Things started to decline when he quickly lost interest in the markers and truck book.  How could that be?  He LOVES those things!  Before the appetizer even arrived, he wanted on Daddy's lap.  He ate a couple of chips and then absolutely NEEDED to sit on Mommy's lap.  For two minutes.  Then, back to Daddy.  Back and forth. Back and forth.

Luckily, our pizza came out quickly.  And, he loves pizza.  He screamed (in his inside-voice) "Peee-paaaa!"  And, continued screaming as I quickly cut and blew on the pizza, begging him to please wait.  He became more and more agitated, and this darn pizza held it's heat well.  When it was finally cool enough to eat, Jr. calmed down a bit and happily shoved some in his mouth.

Not even one piece into the pizza, and Jr.'s kryptonite walked in the room - the one thing that could take his attention from his pizza and revert him into a screaming, one-track-minded, egocentric toddler.  A baby.  In came a family with a baby in a carseat, covered and sleeping.  Jr. loves babies.  We aren't sure why.  Maybe it is because he was the oldest in his infant class at daycare and was around so many infants.  Whatever the reason, he goes nuts for babies.  He's very gentle and appropriate with them, but a protective mother wouldn't know that from the way he screams "Baby!" and jumps up and down.  This poor mother was surely thinking that the crazed toddler running her way would not only wake her baby, but maybe even devour him.  We tried to distract, corale, or just slow Jr. down.  Nothing worked.  The more the mother looked fearful, the more we tried to keep Jr. away, and the more he was determined to get to that baby.  People were starting to stare. While I wrestled Jr., my hubby quickly packed up the uneaten pizza, packed up the worthless markers and book, and asked for the bill. 
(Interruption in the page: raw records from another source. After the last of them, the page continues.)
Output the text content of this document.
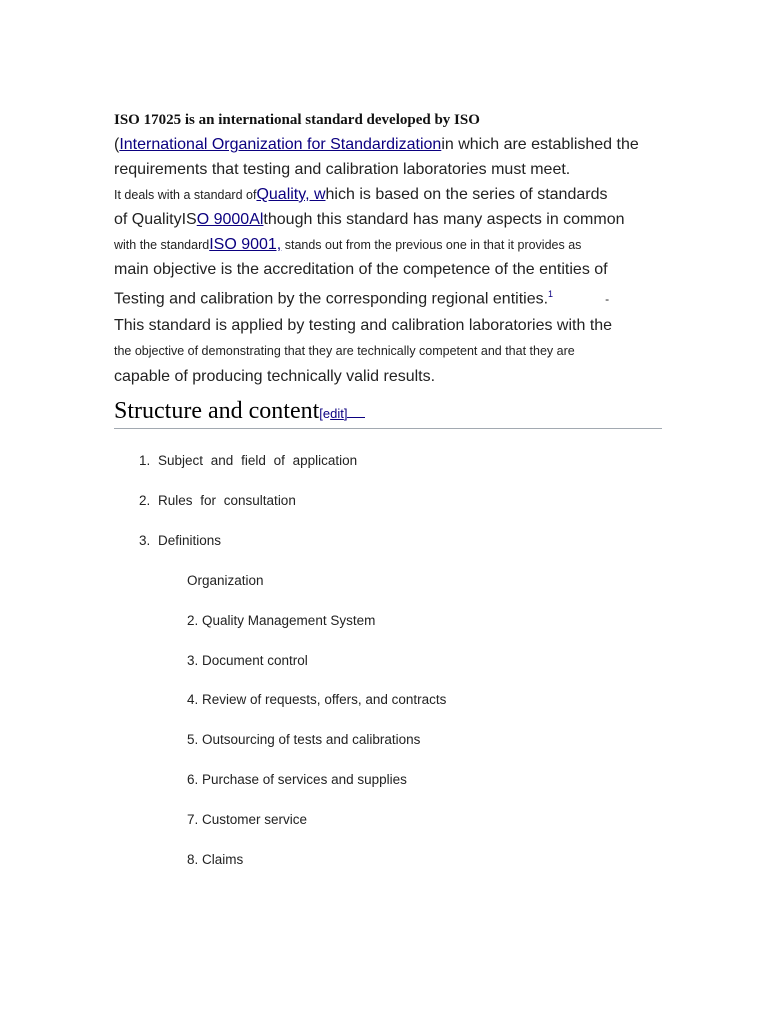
ISO 17025 is an international standard developed by ISO
(International Organization for Standardizationin which are established the
requirements that testing and calibration laboratories must meet.
It deals with a standard ofQuality, which is based on the series of standards
of QualityISO 9000Although this standard has many aspects in common
with the standardISO 9001, stands out from the previous one in that it provides as
main objective is the accreditation of the competence of the entities of
Testing and calibration by the corresponding regional entities.$^1$	-
This standard is applied by testing and calibration laboratories with the
the objective of demonstrating that they are technically competent and that they are
capable of producing technically valid results.
Structure and content[edit]
1. Subject and field of application
2. Rules for consultation
3. Definitions
Organization
2. Quality Management System
3. Document control
4. Review of requests, offers, and contracts
5. Outsourcing of tests and calibrations
6. Purchase of services and supplies
7. Customer service
8. Claims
Just as we started out the door, the baby woke up.  Jr. quietly walked over and said, "Hi baby!"  He touched the little baby's hand ever so softly, and turned around and walked out the door with us. 

As we drove away, hubby asked, "Do you think we should NEVER eat out again?"

"Oh, no, silly," Dr. Momsie replied.  "Jr. must be exposed to eating at restaurants in order to learn how to behave himself in a restaurant.  Typical toddler stuff.  No worries."

But, really, I think it might be awhile before we venture out again. Maybe restaurants and toddlers just don't mix.